As unrestricted free agency approaches for both players, they will receive endless offers from a wide range of teams. Most of these teams do not have the ability to remove them from their Oklahoma City situation. However, for the Washington Wizards and Los Angeles Lakers, the temptation to play for their hometown team could make them a resident superstar. It may seem absurd that a team’s affiliation with a player’s hometown is reason enough to leave the comfort of Durant and Westbrook in Oklahoma City. Then again, would Lebron really leave Dwayne Wade if Ohio wasn’t his home state? Therefore, the Wizards and Lakers influence these players in a way that the Thunder cannot compete with.

For the Wizards, his appeal goes beyond having a connection to Durant’s personal life. His young tandem of John Wall and Bradley Beal would work perfectly playing alongside Kevin Durant. According to Basketball Reference, Wall has averaged 8.7 assists in his career. He’s the best passer in the game this side of Chris Paul, giving Kevin Durant the first pass setter he needs to maximize his scoring skills. Wall’s ability to drive and throw a plate coupled with Beal’s exceptional three-point shot would lead to easier and more efficient scoring opportunities for Kevin Durant. Playing in the easier Eastern Conference should also be attractive. As a result, the Wizards are in a firm position to acquire Durant if the Thunder disappoint this season.

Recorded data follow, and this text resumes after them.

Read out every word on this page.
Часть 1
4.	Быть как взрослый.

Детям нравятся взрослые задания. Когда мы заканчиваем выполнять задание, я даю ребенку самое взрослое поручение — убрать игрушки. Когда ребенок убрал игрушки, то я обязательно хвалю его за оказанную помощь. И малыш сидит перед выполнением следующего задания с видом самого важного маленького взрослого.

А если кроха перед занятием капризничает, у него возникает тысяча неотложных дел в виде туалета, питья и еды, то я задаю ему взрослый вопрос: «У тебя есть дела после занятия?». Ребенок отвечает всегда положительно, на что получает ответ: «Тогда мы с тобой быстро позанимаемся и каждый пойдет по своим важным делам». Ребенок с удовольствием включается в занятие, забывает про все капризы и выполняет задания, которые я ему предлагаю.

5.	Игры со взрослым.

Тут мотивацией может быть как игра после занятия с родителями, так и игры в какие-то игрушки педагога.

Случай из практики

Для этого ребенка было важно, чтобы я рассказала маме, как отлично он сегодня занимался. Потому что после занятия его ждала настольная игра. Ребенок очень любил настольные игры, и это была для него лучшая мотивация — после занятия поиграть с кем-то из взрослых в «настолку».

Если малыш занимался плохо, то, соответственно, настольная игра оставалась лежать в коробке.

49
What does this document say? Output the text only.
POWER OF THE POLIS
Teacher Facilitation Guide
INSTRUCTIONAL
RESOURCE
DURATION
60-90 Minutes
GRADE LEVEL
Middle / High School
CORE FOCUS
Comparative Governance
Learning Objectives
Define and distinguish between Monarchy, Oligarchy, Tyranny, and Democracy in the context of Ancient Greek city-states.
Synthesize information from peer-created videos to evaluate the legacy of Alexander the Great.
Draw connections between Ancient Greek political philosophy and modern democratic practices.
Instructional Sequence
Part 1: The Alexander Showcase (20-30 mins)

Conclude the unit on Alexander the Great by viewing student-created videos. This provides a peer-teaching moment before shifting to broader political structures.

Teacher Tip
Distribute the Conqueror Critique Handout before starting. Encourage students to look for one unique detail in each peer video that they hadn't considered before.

Consequently, Durant’s decision could determine Westbrook’s verdict in the subsequent offseason. If Durant goes ahead, the Thunder lose their luster as a title contender, prompting Russell Westbrook to take his talents elsewhere. A conjunction with the Lakers would definitely be considered. He was born and raised in California, attending college at UCLA. By then Kobe will most likely have retired, giving Westbrook a chance to take on the desired role of unquestioned leader. Plus, the Lakers have a promising young core that will be closer to their ceiling when Westbrook arrives. Therefore, the Lakers and Wizards are legitimate threats to snatch Durant and Westbrook.

In all likelihood, the Thunders’ success in the 2015-16 season will determine their future as a team. If the Thunder do well enough to impress their dynamic duo, they have a core that will compete for years to come. In hindsight, an early postseason exit could spell the end for the Thunder. With a slew of teams aiming to get these players in the upcoming off-seasons, the Thunder’s title window will soon reach its climax.